The Ex Talk
Page 62
The temperature in the room climbs a bit. His eyes don’t leave mine, and his words land heavy between us. Personal. Thud. Intimate. Thud. In my head, personal and intimate translates to languid kisses and the kind of pleasure that gets stretched to its limit before it breaks. Slow and torturous and satisfying. I can smell the sweetness of cider on his breath. I barely know how his lips feel, and that only increases my desire to kiss him again. How would they feel on my collarbone, my throat, right behind my ear?
No.
I set my bowl down on the coffee table and cross my legs tight. When I speak, my throat is dry. “That . . . must be nice.”
“It’s never been like that for you?”
It hasn’t. Not with Trent, my most recent ex, or with Armand, the guy I dated before him, and certainly not with David, my first. Sex has always felt . . . not transactional, necessarily, but far from the intense emotional experience he’s talking about.
It’s too warm in here. I’ll have to see about turning down the thermostat.
“I think we’ve been honest enough for one night,” I say.
A corner of his mouth pulls up into a smile. There’s that dimple. “Aren’t we supposed to be getting to know each other?”
Not like this. Not in a way that makes me imagine Dominic having personal, intimate sex with someone. Probably by candlelight, in a remote cabin on a snowy evening.
“Yes,” I say, getting up from the couch and heading toward the kitchen. “I’m really interested in how you do the dishes.”
20
Dominic stares me down in the mirror as we brush our teeth. The upstairs bathroom is too small, and when we bend down to s
pit into the sink, we bang elbows.
“I’ll report back to Kent what your toothpaste spit looks like,” I say.
“Fantastic.” He places his toothbrush back in its travel case. “I don’t think I’ve ever seen you without your glasses,” he says to my reflection, and I feel immediately self-conscious.
With a hand holding back my hair, I spit one last time before rinsing my toothbrush. “I’m so used to them that I always worry my face looks asymmetrical without them.”
“I like the glasses.” He splashes some water on his face, then swipes a towel to pat it dry. Bedtime Dominic, in his sweatpants and a worn Northwestern T-shirt, might be my favorite version of him yet. The softest, most dangerous version of him, all his armor stripped away. “But you look fine both ways.”
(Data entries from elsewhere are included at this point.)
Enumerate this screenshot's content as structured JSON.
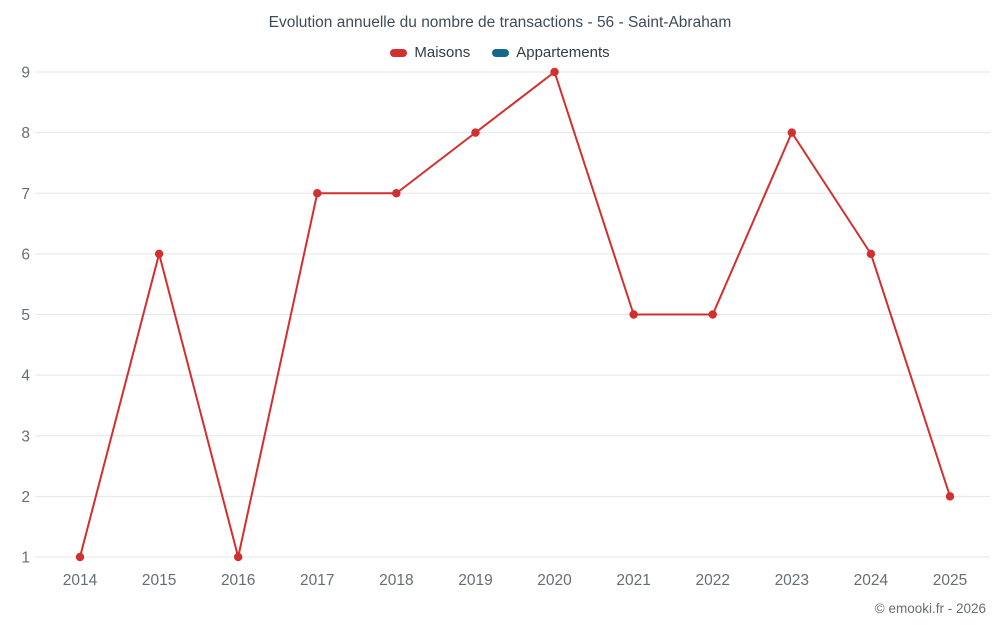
{
  "chart": {
    "title": "Evolution annuelle du nombre de transactions - 56 - Saint-Abraham",
    "attribution": "© emooki.fr - 2026"
  },
  "chart_data": {
    "type": "line",
    "title": "Evolution annuelle du nombre de transactions - 56 - Saint-Abraham",
    "categories": [
      "2014",
      "2015",
      "2016",
      "2017",
      "2018",
      "2019",
      "2020",
      "2021",
      "2022",
      "2023",
      "2024",
      "2025"
    ],
    "series": [
      {
        "name": "Maisons",
        "color": "#d32f2f",
        "values": [
          1,
          6,
          1,
          7,
          7,
          8,
          9,
          5,
          5,
          8,
          6,
          2
        ]
      },
      {
        "name": "Appartements",
        "color": "#16688a",
        "values": []
      }
    ],
    "xlabel": "",
    "ylabel": "",
    "ylim": [
      1,
      9
    ],
    "y_ticks": [
      1,
      2,
      3,
      4,
      5,
      6,
      7,
      8,
      9
    ],
    "grid": "horizontal",
    "legend_position": "top",
    "grid_color": "#e6e6e6",
    "tick_label_color": "#666e75"
  }
}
Fine. See, this is what happens: I spend hours on the couch next to him watching old episodes of Buffy, wondering if our legs are touching on purpose or if he thinks I’m just part of the couch, and then he says something like this. Something that convinces me I’m the only one who feels gravity shift between us. Our earlier conversation swims through my head. Something has changed, I’m sure of it.
Or maybe we really are just getting to know each other.
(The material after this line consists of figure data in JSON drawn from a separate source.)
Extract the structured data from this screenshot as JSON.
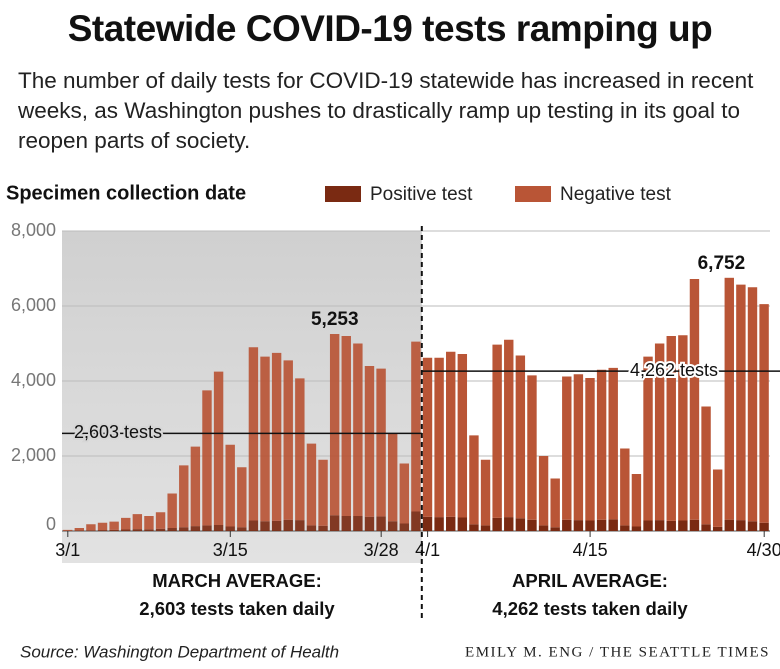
{
  "chart_data": {
    "type": "stacked_bar",
    "title": "Statewide COVID-19 tests ramping up",
    "subtitle": "The number of daily tests for COVID-19 statewide has increased in recent weeks, as Washington pushes to drastically ramp up testing in its goal to reopen parts of society.",
    "x_label": "Specimen collection date",
    "categories": [
      "3/1",
      null,
      null,
      null,
      null,
      null,
      null,
      null,
      null,
      null,
      null,
      null,
      null,
      null,
      "3/15",
      null,
      null,
      null,
      null,
      null,
      null,
      null,
      null,
      null,
      null,
      null,
      null,
      "3/28",
      null,
      null,
      null,
      "4/1",
      null,
      null,
      null,
      null,
      null,
      null,
      null,
      null,
      null,
      null,
      null,
      null,
      null,
      "4/15",
      null,
      null,
      null,
      null,
      null,
      null,
      null,
      null,
      null,
      null,
      null,
      null,
      null,
      null,
      "4/30"
    ],
    "series": [
      {
        "name": "Positive test",
        "color": "#7a2a12",
        "values": [
          5,
          10,
          20,
          25,
          30,
          40,
          50,
          45,
          60,
          80,
          100,
          130,
          150,
          160,
          120,
          100,
          280,
          260,
          270,
          300,
          290,
          150,
          140,
          420,
          400,
          400,
          380,
          390,
          260,
          200,
          520,
          380,
          370,
          380,
          360,
          180,
          150,
          350,
          370,
          340,
          300,
          150,
          100,
          300,
          290,
          280,
          300,
          310,
          150,
          120,
          280,
          290,
          270,
          280,
          300,
          180,
          110,
          302,
          290,
          260,
          220
        ]
      },
      {
        "name": "Negative test",
        "color": "#b95536",
        "values": [
          25,
          70,
          160,
          195,
          220,
          310,
          400,
          355,
          440,
          920,
          1650,
          2120,
          3600,
          4090,
          2180,
          1600,
          4620,
          4390,
          4480,
          4250,
          3780,
          2180,
          1760,
          4833,
          4800,
          4600,
          4020,
          3940,
          2340,
          1600,
          4530,
          4240,
          4250,
          4400,
          4360,
          2370,
          1750,
          4620,
          4730,
          4340,
          3850,
          1850,
          1300,
          3820,
          3890,
          3800,
          4000,
          4040,
          2050,
          1400,
          4370,
          4710,
          4930,
          4940,
          6420,
          3140,
          1530,
          6450,
          6280,
          6240,
          5830
        ]
      }
    ],
    "ylim": [
      0,
      8000
    ],
    "yticks": [
      0,
      {
        "value": 2000,
        "label": "2,000"
      },
      {
        "value": 4000,
        "label": "4,000"
      },
      {
        "value": 6000,
        "label": "6,000"
      },
      {
        "value": 8000,
        "label": "8,000"
      }
    ],
    "grid": true,
    "annotations": [
      {
        "text": "5,253",
        "value": 5253
      },
      {
        "text": "6,752",
        "value": 6752
      }
    ],
    "averages": [
      {
        "value": 2603,
        "label": "2,603 tests"
      },
      {
        "value": 4262,
        "label": "4,262 tests"
      }
    ],
    "periods": [
      {
        "heading": "MARCH AVERAGE:",
        "text": "2,603 tests taken daily"
      },
      {
        "heading": "APRIL AVERAGE:",
        "text": "4,262 tests taken daily"
      }
    ],
    "source": "Source: Washington Department of Health",
    "credit": "EMILY M. ENG / THE SEATTLE TIMES"
  }
}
The bedroom poses an interesting dilemma.
“I can sleep on the couch,” Dominic says, eyeing the bed. His breath is wonderfully minty fresh.
“We’re adults. We can sleep in the same bed without it being weird.” I hope he doesn’t hear the tremor in my voice.
“I’m not sure I can sleep next to someone wearing such a ridiculous T-shirt.”
I glance down at it. I packed quickly, and of course I happened to pick this shirt. i’m into fitness—fitness taco in my mouth, it says, with an illustration of a smiling taco.
“It was five dollars at Target.”
“They paid you five dollars to take it off their hands?”
“I think it’s cute!” I cross my arms over my chest, hiding the taco from Dominic’s judgy eyes. I don’t usually wear a bra to bed, but I didn’t want to prance around braless, so I figured I’d finagle it off once I got under the covers.
“You are cute,” he says. “The shirt is not.”
That is a definite compliment, and I’m not sure what to make of it. It’s the same thing he said to me on the night we don’t talk about. I hope it’s dark enough in here to hide my blush.
We creep toward the bed as though it’s a wild animal and we’re afraid to make any sudden movements. Sleeping next to him sounds at once terrifying and thrilling, his long body inches from mine, dark hair fanning across the pillow.